Rutabaga Swing

Dossier : Arts, Lettres et SciencesMagazine N°627 Septembre 2007Par : Didier Schwartz, mise en scène de Philippe OgouzRédacteur : Philippe OBLIN (46)

La faute à Vol­taire, qui veut que nous culti­vions notre jar­din : un acci­dent de jar­di­nage, jus­te­ment, m’assigne tem­po­rai­re­ment à rési­dence, de sorte que je n’ai pu me rendre au théâtre. Or je répugne à vous par­ler d’une pièce en me conten­tant de l’avoir lue, car cela est contraire aux prin­cipes de Molière, pour qui une œuvre dra­ma­tique ne sau­rait être appré­ciée « qu’aux chan­delles ». On fera excep­tion aujourd’hui, et j’ai jeté mon dévo­lu sur Ruta­ba­ga Swing, comé­die musi­cale de Didier Schwartz créée en sep­tembre 2006 au Théâtre 13, pré­sen­te­ment reprise à la Comé­die des Champs-Ély­sées. À défaut de juge­ment « aux chan­delles », je me suis fié à cette reprise, signe qui d’ordinaire ne trompe pas.

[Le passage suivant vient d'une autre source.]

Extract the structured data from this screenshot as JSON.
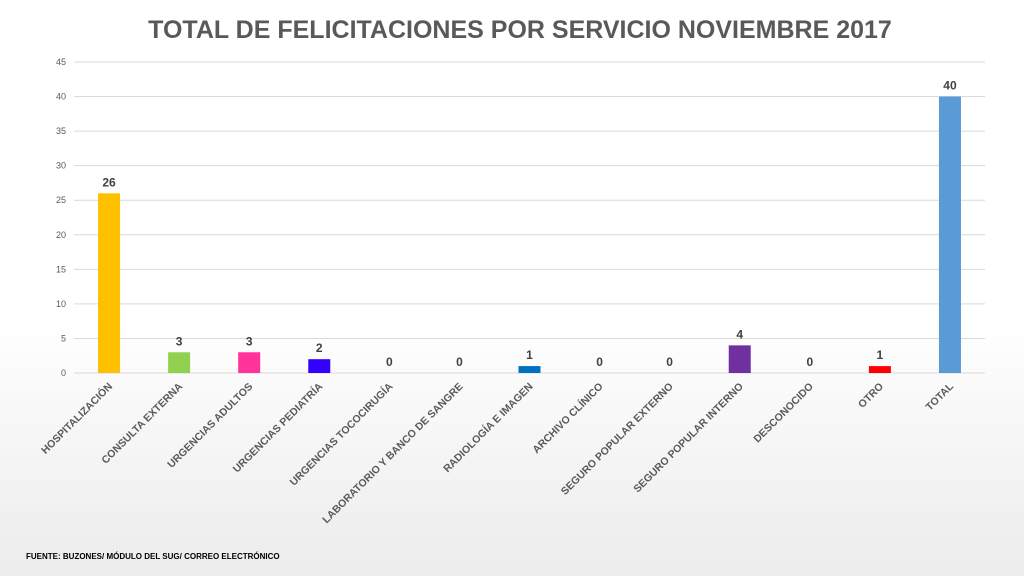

Les plus âgés des spec­ta­teurs ne retrou­ve­ront sans doute pas sans une pointe de nos­tal­gie ces airs qui han­tèrent nos oreilles durant les années d’occupation en nous remon­tant le moral, qui en avait bien besoin : Mon heure de swing, de Geor­gius et Raw­son, Papa pique et Maman coud, de Charles Tre­net, Made­moi­selle Swing, de Pote­rot et Legrand et bien d’autres, une bonne dizaine en tout. Les autres spec­ta­teurs décou­vri­ront ces chan­sons que fre­don­naient leurs aînés, dont il m’arrive de pen­ser qu’elles pas­saient net­te­ment, en richesse de poé­sie comme d’invention mélo­dique, le rap contem­po­rain, sans pour autant man­quer de rythme.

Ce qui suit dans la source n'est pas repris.